DISPOSIÇÕES CONJUNTAS

E DIREITO DE ACRESCER

Sumário: 131. Disposições conjuntas. 132. Direito de acrescer. 133.

Fundamento. 134. Pressupostos. 135. Aplicação do direito de acrescer.

136. Regime do usufruto.

131. Disposições Conjuntas. Pela mesma disposição testamentária, herdeiros podem ser conjuntamente chamados à herança em quinhões não determinados.

A mesma possibilidade existe quanto aos legatários, em relação aos quais interessa examinar a disposição conjunta quando são nomeados a respeito de coisa certa e determinada, ou quando não se possa dividir o objeto do legado, sem risco de se (RA) desvalorizar (RA).

A conjunção verifica-se por três modos: a) Re tantum; b) verbis tantum; c) re et verbis.

Especifica-se, por conseguinte, em conjunção real, verbal e mista.
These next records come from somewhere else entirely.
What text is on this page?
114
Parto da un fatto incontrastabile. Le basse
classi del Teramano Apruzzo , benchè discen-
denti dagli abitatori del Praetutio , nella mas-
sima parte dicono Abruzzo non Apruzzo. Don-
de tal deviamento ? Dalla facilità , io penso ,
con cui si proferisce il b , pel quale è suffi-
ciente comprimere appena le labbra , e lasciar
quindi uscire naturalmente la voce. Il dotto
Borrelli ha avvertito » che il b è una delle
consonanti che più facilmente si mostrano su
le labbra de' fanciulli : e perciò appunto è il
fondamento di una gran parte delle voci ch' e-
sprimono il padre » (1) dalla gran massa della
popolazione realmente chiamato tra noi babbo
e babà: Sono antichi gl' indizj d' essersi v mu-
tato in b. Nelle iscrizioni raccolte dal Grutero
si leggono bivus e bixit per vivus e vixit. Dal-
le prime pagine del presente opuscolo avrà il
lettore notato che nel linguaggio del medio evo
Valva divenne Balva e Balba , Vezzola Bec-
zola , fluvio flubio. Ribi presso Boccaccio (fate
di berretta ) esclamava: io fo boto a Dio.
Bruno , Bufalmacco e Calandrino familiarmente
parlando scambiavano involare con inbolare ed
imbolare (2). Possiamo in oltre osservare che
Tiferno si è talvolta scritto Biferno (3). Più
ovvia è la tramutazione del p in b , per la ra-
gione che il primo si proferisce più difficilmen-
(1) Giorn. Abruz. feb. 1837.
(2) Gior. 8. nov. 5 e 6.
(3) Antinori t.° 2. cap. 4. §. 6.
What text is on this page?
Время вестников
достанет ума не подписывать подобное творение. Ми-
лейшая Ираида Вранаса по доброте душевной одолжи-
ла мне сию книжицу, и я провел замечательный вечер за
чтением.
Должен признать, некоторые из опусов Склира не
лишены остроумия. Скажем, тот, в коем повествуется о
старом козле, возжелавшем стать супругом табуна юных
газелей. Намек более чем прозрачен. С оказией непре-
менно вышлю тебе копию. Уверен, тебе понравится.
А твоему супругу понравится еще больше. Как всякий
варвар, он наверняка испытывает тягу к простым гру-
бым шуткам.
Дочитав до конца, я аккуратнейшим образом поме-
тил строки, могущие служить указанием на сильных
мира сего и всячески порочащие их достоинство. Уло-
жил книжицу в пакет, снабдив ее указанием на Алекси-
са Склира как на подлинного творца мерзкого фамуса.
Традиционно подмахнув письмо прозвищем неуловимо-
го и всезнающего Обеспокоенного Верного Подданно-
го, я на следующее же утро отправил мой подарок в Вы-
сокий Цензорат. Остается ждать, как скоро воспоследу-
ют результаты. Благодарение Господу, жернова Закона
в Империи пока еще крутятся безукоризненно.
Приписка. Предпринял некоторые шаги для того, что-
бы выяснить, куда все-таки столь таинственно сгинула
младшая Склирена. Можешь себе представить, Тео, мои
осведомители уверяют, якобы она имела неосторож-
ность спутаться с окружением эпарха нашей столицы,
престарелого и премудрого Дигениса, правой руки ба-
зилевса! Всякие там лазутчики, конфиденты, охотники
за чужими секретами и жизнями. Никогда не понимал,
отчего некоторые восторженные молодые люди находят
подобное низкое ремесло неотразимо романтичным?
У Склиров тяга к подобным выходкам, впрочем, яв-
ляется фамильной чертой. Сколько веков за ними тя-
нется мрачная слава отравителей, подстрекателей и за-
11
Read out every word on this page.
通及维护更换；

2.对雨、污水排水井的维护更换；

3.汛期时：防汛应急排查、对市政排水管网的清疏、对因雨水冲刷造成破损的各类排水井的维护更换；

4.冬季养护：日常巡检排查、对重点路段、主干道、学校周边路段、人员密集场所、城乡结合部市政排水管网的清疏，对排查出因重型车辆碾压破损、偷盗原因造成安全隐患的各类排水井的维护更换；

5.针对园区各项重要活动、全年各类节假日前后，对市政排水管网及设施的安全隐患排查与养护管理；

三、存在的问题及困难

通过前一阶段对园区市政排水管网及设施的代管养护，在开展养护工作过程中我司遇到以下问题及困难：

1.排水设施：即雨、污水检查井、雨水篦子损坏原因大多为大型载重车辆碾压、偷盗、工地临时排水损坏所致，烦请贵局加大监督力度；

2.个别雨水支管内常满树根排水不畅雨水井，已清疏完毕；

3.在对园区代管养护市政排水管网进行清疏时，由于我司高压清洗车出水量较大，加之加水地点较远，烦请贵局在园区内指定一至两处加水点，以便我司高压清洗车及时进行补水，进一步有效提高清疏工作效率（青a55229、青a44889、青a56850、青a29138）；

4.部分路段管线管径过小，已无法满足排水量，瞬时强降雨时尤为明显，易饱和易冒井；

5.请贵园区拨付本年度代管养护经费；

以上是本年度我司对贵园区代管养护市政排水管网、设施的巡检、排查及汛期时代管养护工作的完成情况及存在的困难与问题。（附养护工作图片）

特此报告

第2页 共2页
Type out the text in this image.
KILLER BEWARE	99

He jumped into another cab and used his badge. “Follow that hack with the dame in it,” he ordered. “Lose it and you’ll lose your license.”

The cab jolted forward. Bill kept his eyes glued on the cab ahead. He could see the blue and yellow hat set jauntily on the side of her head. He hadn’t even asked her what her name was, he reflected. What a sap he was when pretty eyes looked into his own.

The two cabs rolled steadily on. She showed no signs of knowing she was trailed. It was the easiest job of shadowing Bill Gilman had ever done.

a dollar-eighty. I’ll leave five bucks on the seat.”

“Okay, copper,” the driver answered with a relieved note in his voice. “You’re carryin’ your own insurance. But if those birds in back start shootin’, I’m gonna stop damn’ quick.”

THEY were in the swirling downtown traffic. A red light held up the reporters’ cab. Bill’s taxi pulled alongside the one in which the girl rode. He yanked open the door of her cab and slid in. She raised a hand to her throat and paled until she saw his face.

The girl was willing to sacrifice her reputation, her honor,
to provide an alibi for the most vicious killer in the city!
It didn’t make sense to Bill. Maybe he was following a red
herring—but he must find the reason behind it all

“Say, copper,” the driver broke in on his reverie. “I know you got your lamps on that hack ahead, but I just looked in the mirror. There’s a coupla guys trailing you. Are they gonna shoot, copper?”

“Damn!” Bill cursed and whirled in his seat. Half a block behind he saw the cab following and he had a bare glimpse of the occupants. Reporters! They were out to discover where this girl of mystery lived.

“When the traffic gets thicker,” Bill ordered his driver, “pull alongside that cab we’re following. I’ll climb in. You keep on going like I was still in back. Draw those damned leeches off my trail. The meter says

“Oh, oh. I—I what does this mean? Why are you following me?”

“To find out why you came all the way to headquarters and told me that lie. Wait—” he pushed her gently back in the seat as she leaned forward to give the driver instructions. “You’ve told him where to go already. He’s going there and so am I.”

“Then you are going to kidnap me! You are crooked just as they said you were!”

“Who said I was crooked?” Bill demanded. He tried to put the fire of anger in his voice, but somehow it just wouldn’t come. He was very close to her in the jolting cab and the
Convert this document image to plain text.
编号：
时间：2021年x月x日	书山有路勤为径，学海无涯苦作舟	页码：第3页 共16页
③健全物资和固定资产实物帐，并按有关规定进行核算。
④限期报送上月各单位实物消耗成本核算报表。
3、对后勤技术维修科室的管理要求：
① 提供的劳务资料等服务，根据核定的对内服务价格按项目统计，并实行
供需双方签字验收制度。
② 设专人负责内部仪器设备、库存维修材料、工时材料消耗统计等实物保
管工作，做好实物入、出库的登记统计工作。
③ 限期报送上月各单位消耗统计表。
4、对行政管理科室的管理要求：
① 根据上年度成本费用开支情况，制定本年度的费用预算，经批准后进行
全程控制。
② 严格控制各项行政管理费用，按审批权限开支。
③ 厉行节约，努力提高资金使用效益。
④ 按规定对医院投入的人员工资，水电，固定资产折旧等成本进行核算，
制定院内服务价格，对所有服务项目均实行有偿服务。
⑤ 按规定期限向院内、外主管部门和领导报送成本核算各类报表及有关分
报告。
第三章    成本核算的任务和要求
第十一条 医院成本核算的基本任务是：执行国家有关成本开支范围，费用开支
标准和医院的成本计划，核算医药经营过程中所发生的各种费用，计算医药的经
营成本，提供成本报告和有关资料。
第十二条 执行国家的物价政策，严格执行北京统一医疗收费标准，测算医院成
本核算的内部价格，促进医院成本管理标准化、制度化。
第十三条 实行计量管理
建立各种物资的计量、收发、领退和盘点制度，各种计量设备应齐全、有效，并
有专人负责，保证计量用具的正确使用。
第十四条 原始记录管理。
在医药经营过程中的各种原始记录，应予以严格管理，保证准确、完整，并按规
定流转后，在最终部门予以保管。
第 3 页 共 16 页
Há conjunção real quando os instituídos são chamados sem distribuição de partes, em diversas disposições testamentárias, como acontece quando deixa os bens a alguém e em outra institui também herdeiro outra pessoa. Caracteriza-se tal conjunção por dois traços: 1 – instituição em verbas distintas; 2 – indeterminação das partes que tocarão aos instituídos.